St. Louis-Hospital: Wo Friede zwischen Israelis und Palästinensern herrscht
Jerusalem: Sr. Monika Düllmann über ein Krankenhaus, das Brücken baut
Ausgabe: 2008/52, St. Luis-Hospital, Friede, Palästinensern, Israelis, Düllmann, Jerusalem
23.12.2008
- Josef Wallner
Krebs im Endstadium, Aids, Koma- und Schlaganfallpatienten – im Jerusalemer St. Louis-Krankenhaus finden sie alle Platz, unabhängig ob Jude, Christ oder Muslim, Palästinenser oder Israeli.
„Politik und Religion bleiben vor der Tür“, stellt Sr. Monika Düllmann klar: „Unsere Aufgabe ist die Pflege der Menschen.“ Die deutsche Theologin und Krankenschwester leitet das 50-Betten-Spital, das in unmittelbarer Nähe des jedem Heilig-Land-Pilger bekannten Jaffa-Tores liegt.
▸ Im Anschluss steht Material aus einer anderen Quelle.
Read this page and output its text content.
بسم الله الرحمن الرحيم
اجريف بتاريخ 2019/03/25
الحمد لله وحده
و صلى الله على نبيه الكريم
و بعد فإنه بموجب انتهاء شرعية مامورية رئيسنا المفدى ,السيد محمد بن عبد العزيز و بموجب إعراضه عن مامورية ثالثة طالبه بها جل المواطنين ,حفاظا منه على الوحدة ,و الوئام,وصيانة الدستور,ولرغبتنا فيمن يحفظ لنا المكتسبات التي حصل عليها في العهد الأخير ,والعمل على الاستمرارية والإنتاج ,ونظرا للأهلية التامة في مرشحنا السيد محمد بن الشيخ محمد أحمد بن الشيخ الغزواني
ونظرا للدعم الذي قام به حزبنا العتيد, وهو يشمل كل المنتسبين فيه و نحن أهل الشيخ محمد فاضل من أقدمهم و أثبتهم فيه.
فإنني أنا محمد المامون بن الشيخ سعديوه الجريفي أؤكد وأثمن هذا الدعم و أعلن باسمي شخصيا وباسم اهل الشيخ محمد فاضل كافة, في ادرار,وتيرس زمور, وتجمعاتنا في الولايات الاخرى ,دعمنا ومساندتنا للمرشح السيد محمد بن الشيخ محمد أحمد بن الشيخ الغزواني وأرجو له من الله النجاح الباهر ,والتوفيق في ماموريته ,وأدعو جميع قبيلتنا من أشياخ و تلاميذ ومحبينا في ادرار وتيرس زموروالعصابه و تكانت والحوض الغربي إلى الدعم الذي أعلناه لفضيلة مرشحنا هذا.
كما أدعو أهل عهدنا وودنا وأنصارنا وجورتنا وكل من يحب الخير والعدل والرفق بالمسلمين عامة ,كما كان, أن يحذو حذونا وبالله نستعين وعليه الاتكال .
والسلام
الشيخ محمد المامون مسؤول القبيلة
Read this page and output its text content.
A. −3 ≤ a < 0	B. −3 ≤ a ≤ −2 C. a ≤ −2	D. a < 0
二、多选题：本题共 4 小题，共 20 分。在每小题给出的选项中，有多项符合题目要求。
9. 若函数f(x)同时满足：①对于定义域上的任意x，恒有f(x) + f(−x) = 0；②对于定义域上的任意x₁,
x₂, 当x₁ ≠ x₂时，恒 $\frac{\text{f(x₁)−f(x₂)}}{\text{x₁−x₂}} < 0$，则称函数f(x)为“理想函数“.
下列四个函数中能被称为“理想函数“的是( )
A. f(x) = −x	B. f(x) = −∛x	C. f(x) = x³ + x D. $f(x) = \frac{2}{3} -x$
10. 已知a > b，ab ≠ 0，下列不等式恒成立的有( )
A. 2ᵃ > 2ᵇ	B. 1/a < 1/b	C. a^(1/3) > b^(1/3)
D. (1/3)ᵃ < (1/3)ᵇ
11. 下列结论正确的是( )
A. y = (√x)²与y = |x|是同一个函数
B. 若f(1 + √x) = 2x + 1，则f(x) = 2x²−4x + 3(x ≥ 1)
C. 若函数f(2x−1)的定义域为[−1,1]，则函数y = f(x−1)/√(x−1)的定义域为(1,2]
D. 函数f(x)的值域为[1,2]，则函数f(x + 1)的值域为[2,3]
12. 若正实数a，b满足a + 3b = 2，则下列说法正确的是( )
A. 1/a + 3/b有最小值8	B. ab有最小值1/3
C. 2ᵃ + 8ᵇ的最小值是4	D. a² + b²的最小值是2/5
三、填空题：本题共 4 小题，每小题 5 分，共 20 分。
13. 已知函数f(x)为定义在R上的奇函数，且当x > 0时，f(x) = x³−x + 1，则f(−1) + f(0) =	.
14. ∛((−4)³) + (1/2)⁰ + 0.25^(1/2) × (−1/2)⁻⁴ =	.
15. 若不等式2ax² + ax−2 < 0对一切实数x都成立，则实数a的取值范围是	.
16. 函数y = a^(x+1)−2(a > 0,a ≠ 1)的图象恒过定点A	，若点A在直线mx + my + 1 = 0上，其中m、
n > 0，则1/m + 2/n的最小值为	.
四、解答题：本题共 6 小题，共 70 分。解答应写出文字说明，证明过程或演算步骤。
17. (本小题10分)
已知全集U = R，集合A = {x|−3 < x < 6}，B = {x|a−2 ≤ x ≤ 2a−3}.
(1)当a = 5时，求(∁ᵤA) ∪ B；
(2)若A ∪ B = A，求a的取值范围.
Das Spital wurde 1881 errichtet und wird seither vom Orden der „Schwestern des heiligen Josef von der Erscheinung“ geführt – heute spezialisiert auf die Pflege von Männern und Frauen in der letzten Lebensphase. „Wir versuchen alle Menschen mit der gleichen Liebe zu behandeln und Zeugnis von der unantastbaren Würde jedes Menschen abzulegen.“ Wie überzeugend das ihr, ihren 14 Mitschwestern und den rund 60 israelischen und palästinensischen Angestellten gelingt, zeigt die Warteliste auf einen Platz im Haus. Einen wesentlichen Beitrag zu dem familiären Klima leisten auch die jungen freiwilligen Helfer/innen aus aller Welt. Rund 25 sind ständig im Einsatz.
Der Tod öffnet die Augen. Die Konzentration auf die Patienten ist das Geheimnis des Hospitals. „Wenn ein Israeli und ein Palästinenser jeweils an den Betten ihrer sterbenden Mütter sitzen, verlieren alle politischen Unterschiede ihre Bedeutung“, weiß Sr. Monika. Da die Patienten auch nicht nach Religionsgemeinschaften getrennt in verschiedenen Zimmern liegen, bringt das St. Louis-Krankenhaus Menschen in einem Raum zusammen, die sich im Alltag nie begegnen würden. Da füttert ein israelischer Jude mit Kippa am Kopf einen Palästinenser, der mit seinem Vater das Zimmer teilt. Sr. Monika kann hier Geschichte um Geschichte erzählen, die man in dem konfliktgeladenen Umfeld als Wunder bezeichnen könnte. Und eine palästinensische Angestellte, die von ihren Bekannten vorwurfsvoll gefragt wird: „Was, du pflegst Juden?“, antwortete: „Nein ich pflege Kranke.“ Daß die Zuwendung zu den Patienten gleichzeitig eine Plattform des Verstehens schafft, freut Sr. Monika, ist aber keine Taktik, sondern geschieht einfach.
Respekt. Das St. Louis-Hospital ist ohne Wenn und Aber ein christliches Krankenhaus. Doch das zeigt sich gerade in der Offenheit den jüdischen und muslimischen Patienten gegenüber. So ist das St. Louis-Spital das einzige Kloster der Welt, in dem die jüdischen Speisegesetze eingehalten und vom Jerusalemer Oberrabbinat mit Koscher-Zertifikat bestätigt werden. Das nimmt gläubigen Juden die Scheu, sich einem christlichen Haus anzuvertrauen. Und weil da, wo jüdische Kultvorschriften beachtet werden, niemals Schweinefleisch am Speiseplan steht, müssen auch Muslime nicht fürchten, gegen ihre Speisegebote zu verstoßen. Der Respekt vor den Speisegeboten ist für das christliche Hospital – ebenso wie die liebevolle Pflege – eine Weise zu sagen: Gott liebt alle Menschen.